In some ways, The First Law seems something like what A Song of Ice and Fire could have been had it reached its potential, in the rough subgenre of low fantasy that assumes the worst about human nature. This is probably an unfair comparison, because I did enjoy the first two books of A Song of Ice and Fire, before I lost patience with the pace of releases, and I have yet to see how The First Law concludes. But I think Abercrombie has a reputation for satisfying endings (and it is already done). We will see.

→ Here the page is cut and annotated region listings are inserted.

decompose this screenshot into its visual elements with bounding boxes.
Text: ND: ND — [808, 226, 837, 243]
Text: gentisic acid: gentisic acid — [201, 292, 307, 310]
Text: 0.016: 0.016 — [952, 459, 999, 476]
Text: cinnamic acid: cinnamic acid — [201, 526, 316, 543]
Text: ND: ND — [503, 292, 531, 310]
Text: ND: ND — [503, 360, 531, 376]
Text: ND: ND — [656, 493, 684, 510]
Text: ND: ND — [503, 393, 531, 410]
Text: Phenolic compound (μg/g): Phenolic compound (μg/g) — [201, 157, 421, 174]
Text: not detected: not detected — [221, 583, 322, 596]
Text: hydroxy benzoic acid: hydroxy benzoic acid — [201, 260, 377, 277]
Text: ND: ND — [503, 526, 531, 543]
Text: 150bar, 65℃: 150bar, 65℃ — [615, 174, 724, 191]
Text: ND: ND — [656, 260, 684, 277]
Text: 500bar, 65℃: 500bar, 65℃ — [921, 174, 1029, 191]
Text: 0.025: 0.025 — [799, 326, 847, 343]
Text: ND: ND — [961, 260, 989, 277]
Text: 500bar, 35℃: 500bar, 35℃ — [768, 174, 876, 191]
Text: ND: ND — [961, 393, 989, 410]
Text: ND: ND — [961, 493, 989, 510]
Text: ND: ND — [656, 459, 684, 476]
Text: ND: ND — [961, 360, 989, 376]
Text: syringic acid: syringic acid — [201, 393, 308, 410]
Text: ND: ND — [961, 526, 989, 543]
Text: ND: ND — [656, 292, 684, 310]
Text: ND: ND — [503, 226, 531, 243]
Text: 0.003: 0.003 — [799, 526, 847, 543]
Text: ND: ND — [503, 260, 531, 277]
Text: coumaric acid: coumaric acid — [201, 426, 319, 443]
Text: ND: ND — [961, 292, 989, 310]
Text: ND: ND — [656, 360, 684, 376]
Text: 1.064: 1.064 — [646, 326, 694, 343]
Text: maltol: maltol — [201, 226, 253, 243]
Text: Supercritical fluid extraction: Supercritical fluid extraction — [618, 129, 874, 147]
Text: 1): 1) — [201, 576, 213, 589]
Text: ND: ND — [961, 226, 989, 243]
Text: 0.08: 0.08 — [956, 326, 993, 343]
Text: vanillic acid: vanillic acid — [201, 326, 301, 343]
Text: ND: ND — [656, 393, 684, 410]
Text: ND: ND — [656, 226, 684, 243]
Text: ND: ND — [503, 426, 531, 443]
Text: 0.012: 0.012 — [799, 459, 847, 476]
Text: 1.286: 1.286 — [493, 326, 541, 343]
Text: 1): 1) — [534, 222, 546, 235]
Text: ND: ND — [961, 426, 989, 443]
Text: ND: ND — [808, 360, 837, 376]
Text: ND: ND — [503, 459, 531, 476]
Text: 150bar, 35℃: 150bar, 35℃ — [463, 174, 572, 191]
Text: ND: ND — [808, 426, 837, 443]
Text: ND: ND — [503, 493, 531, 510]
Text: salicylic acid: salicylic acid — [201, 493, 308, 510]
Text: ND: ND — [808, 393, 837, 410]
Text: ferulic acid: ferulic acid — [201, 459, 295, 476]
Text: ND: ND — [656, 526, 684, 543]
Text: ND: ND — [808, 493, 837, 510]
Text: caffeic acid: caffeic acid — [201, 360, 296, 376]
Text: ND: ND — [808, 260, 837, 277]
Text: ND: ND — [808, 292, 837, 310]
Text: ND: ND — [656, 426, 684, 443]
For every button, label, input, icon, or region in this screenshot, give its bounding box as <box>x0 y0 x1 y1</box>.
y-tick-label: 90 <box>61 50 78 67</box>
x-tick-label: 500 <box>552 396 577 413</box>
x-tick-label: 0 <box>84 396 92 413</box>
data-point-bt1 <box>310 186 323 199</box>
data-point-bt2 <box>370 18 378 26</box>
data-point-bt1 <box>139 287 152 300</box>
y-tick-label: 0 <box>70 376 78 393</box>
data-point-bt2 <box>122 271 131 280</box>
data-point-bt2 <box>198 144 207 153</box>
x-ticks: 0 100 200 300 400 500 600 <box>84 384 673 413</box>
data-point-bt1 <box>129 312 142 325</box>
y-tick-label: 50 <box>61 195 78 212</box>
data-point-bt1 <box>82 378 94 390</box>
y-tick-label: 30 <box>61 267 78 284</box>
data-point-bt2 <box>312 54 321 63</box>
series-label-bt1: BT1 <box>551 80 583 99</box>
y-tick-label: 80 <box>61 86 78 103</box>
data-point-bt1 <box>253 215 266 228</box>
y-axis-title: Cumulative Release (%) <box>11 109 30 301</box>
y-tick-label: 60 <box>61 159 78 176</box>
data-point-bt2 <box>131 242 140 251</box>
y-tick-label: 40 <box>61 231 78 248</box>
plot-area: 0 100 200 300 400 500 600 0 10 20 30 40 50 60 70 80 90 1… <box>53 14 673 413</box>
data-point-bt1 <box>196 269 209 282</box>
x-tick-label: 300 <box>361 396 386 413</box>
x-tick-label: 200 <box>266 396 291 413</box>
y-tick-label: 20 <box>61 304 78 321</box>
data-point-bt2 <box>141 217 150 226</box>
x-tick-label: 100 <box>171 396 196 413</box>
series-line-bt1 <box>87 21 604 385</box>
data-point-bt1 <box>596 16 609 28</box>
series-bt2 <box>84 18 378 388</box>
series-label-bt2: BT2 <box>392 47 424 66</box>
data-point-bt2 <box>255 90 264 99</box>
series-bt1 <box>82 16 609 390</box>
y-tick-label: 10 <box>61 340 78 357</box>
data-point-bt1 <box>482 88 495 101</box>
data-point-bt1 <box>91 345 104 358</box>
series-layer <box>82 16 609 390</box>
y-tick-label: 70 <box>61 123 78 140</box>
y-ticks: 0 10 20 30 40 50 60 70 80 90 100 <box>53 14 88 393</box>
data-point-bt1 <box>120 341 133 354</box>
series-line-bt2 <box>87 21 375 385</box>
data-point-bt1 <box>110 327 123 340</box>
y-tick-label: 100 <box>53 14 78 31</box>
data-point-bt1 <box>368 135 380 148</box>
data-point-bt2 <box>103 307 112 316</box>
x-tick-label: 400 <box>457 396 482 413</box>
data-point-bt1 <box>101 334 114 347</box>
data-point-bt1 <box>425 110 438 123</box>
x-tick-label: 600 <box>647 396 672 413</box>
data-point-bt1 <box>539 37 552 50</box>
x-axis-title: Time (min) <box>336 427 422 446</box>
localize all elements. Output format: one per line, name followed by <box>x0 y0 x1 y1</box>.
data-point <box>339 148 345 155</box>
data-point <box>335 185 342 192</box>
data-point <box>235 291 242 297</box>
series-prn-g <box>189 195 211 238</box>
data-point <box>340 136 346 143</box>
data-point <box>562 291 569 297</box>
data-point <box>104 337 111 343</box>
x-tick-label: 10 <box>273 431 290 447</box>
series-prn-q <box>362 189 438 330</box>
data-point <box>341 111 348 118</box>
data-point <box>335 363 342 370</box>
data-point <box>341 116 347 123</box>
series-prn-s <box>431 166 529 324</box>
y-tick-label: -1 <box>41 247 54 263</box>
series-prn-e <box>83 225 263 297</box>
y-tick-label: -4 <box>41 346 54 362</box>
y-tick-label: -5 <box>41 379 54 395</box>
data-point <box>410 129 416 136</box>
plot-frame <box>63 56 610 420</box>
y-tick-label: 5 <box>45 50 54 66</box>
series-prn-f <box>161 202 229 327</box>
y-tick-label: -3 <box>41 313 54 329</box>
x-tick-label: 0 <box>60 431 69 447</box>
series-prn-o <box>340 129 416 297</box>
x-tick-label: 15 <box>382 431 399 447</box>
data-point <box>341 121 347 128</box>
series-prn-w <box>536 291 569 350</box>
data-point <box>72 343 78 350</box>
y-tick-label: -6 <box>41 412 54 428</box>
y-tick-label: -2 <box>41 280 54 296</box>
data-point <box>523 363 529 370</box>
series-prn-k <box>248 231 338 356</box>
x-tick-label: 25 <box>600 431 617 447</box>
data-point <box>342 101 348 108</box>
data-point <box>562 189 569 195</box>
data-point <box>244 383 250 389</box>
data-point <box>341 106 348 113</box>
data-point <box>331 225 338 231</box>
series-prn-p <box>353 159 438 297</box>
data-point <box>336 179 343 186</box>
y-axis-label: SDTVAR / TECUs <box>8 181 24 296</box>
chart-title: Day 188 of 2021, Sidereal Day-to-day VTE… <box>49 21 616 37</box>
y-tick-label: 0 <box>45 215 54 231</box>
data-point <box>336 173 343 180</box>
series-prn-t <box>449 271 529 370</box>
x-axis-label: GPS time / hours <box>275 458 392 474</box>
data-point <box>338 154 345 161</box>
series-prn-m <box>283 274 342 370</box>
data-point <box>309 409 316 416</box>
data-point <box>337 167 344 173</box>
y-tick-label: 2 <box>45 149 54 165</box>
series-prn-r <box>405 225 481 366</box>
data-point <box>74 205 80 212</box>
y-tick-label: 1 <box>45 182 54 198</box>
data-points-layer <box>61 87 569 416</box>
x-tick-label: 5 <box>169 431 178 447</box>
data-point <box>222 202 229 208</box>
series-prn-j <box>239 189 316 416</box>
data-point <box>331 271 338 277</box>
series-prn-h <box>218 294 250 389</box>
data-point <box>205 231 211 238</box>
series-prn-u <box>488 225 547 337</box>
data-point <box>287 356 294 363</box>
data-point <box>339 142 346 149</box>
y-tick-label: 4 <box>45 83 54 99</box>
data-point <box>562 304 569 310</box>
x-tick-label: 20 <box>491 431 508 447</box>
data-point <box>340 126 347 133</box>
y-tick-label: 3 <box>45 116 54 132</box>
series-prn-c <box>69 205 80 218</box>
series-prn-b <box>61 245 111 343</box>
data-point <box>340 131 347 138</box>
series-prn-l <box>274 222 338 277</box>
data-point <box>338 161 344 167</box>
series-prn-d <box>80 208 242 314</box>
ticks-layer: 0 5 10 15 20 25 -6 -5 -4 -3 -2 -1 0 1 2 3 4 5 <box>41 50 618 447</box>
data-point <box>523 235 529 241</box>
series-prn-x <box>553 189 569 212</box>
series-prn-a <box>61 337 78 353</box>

Most important was the handling of the characters, both how Abercrombie gradually brings them together in the narrative, and how they begin to rise above their initial caricatures. Abercrombie seems like he actually cares about his main characters, even those that are unpleasant, and is disappointed and sympathetic (if not surprised) when they stumble and suffer, though he does have a tendency to revel ghoulishly in their flaws from time to time. I also found the story funny. One example of many: the chapter where Glokta first meets Logen and the wizard Bayaz—the juxtaposition between the seemingly basic honesty of everything Bayaz and company say with the totally reasonable but wrong distrust of the obviously intelligent, but rather repulsive, Glokta—is some solid writing. Pleasantly anticipating volume two.
Over the past few years, I have been catching up with a few of the popular genre fantasy authors that I had, for whatever reason, not gotten around to reading. Among that crew is also Brandon Sanderson, of whose work I’ve now heard the first three volumes of The Stormlight Archive and the first Mistborn book. More on that at some point in the future.